There is a fast growing, almost explosive recognition that the United States is facing a significant, perhaps momentous crisis relating to our ability to compete in a very different global environment than has existed in the past. Here is another example of that fact: “Human capital—the quality of our work force—is a particularly important factor in our competitiveness. Our public school system comprises the foundation of this asset. But as it exists today, that system compares, in the aggregate, abysmally with those of other developed—and even developing nations…particularly in the fields which underpin most innovation: science, mathematics, and technology.”
The above is one of the major conclusions contained in a report titled “Rising Above the Gathering Storm” developed by 20 scientists, academic leaders and business executives at the request of members of Congress. The report was presented in late 2005 at a Congressional hearing by Norman Augustine, the retired Chairman of Lockheed Martin Corporation. During the presentation, Mr. Augustine provided the following rather depressing outlook: “It is the unanimous view of our committee that America today faces a serious and intensifying challenge with regard to its future competitiveness and standard of living. Further, we appear to be on a losing path.”
Cited in this report are a number of examples that clearly signify that a critical situation currently exists.
- “For the cost of one engineer in the United States, a company can hire eleven in India.
- Thirty eight percent of the scientists and engineers in America holding doctorates were born abroad.
- Chemical companies closed seventy facilities in the U.S. in 2004, and have tagged forty more for shutdown. Of 120 chemical plants being built around the world with price tags of $1 billion or more, one is in the U.S... 50 are in China.
- In 1997, China had fewer than 50 research centers managed by multinational corporations. By 2004 there were over 600.
- In a recent international test involving mathematical understanding, U.S. students finished in 27 th place among the nations participating.
- About two thirds of the students studying chemistry and physics in U.S. high schools are taught by teachers with no major certificate in the subject. In the case of math taught in grades five through twelve, the fraction is one half. Many such students are being taught by graduates in physical education.
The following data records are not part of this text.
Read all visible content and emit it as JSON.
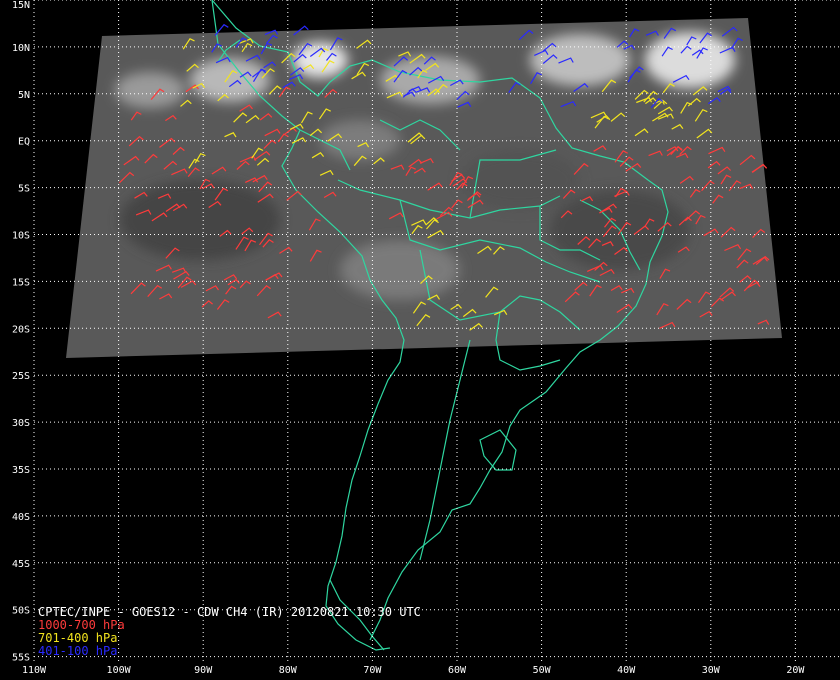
{
  "title": "CPTEC/INPE - GOES12 - CDW CH4 (IR) 20120821 10:30 UTC",
  "legend": [
    {
      "label": "1000-700 hPa",
      "color": "#ff3b3b"
    },
    {
      "label": "701-400 hPa",
      "color": "#f2e41e"
    },
    {
      "label": "401-100 hPa",
      "color": "#2a2aff"
    }
  ],
  "colors": {
    "background": "#000000",
    "coast": "#2fd6a0",
    "grid": "#ffffff",
    "imagery": "#5a5a5a"
  },
  "lat_labels": [
    "15N",
    "10N",
    "5N",
    "EQ",
    "5S",
    "10S",
    "15S",
    "20S",
    "25S",
    "30S",
    "35S",
    "40S",
    "45S",
    "50S",
    "55S"
  ],
  "lon_labels": [
    "110W",
    "100W",
    "90W",
    "80W",
    "70W",
    "60W",
    "50W",
    "40W",
    "30W",
    "20W"
  ]
}
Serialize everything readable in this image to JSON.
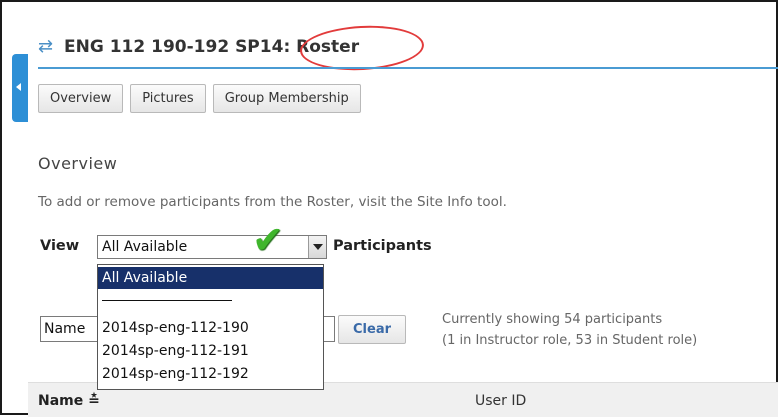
{
  "title": {
    "site": "ENG 112 190-192 SP14",
    "separator": ": ",
    "tool": "Roster",
    "icon": "swap-arrows-icon"
  },
  "tabs": [
    "Overview",
    "Pictures",
    "Group Membership"
  ],
  "section": {
    "title": "Overview",
    "intro": "To add or remove participants from the Roster, visit the Site Info tool."
  },
  "view": {
    "label": "View",
    "selected": "All Available",
    "suffix": "Participants",
    "options": [
      "All Available",
      "2014sp-eng-112-190",
      "2014sp-eng-112-191",
      "2014sp-eng-112-192"
    ]
  },
  "search": {
    "value": "Name",
    "clear_label": "Clear"
  },
  "status": {
    "line1": "Currently showing 54 participants",
    "line2": "(1 in Instructor role, 53 in Student role)"
  },
  "table": {
    "col_name": "Name ≛",
    "col_userid": "User ID"
  },
  "colors": {
    "accent": "#4a9bd3",
    "annotation_circle": "#e23b3b",
    "checkmark": "#3fb52c",
    "dropdown_selected": "#17306a"
  }
}
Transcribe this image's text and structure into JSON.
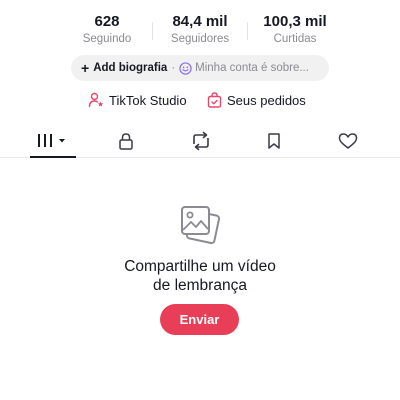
{
  "stats": [
    {
      "value": "628",
      "label": "Seguindo"
    },
    {
      "value": "84,4 mil",
      "label": "Seguidores"
    },
    {
      "value": "100,3 mil",
      "label": "Curtidas"
    }
  ],
  "bio": {
    "plus": "+",
    "add_label": "Add biografia",
    "separator": "·",
    "account_text": "Minha conta é sobre..."
  },
  "links": {
    "studio": "TikTok Studio",
    "orders": "Seus pedidos"
  },
  "tabs": [
    {
      "icon": "videos-grid-icon",
      "active": true
    },
    {
      "icon": "lock-icon",
      "active": false
    },
    {
      "icon": "repost-icon",
      "active": false
    },
    {
      "icon": "bookmark-icon",
      "active": false
    },
    {
      "icon": "heart-icon",
      "active": false
    }
  ],
  "empty_state": {
    "icon": "photos-icon",
    "title_line1": "Compartilhe um vídeo",
    "title_line2": "de lembrança",
    "button_label": "Enviar"
  },
  "colors": {
    "accent": "#e83e58",
    "studio_icon": "#e8486a",
    "orders_icon": "#e8486a",
    "smile_icon": "#8c6ee6",
    "muted_text": "#8a8b91",
    "pill_bg": "#f1f1f2"
  }
}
- In 2003, foreign students earned 59 percent of the engineering doctorates awarded in U.S. universities.
- In 2003, only three American companies ranked among the top ten recipients of patents granted by the U.S. patent office.
- The United States is said to have over ten million illegal immigrants, but the number of legal visas set-aside annually for “highly qualified foreign workers” was recently dropped from 195,000 to 65,000.
- In 2001, (the most recent year for which data are available), U.S. industry spent more on tort litigation and related costs than on research and development.”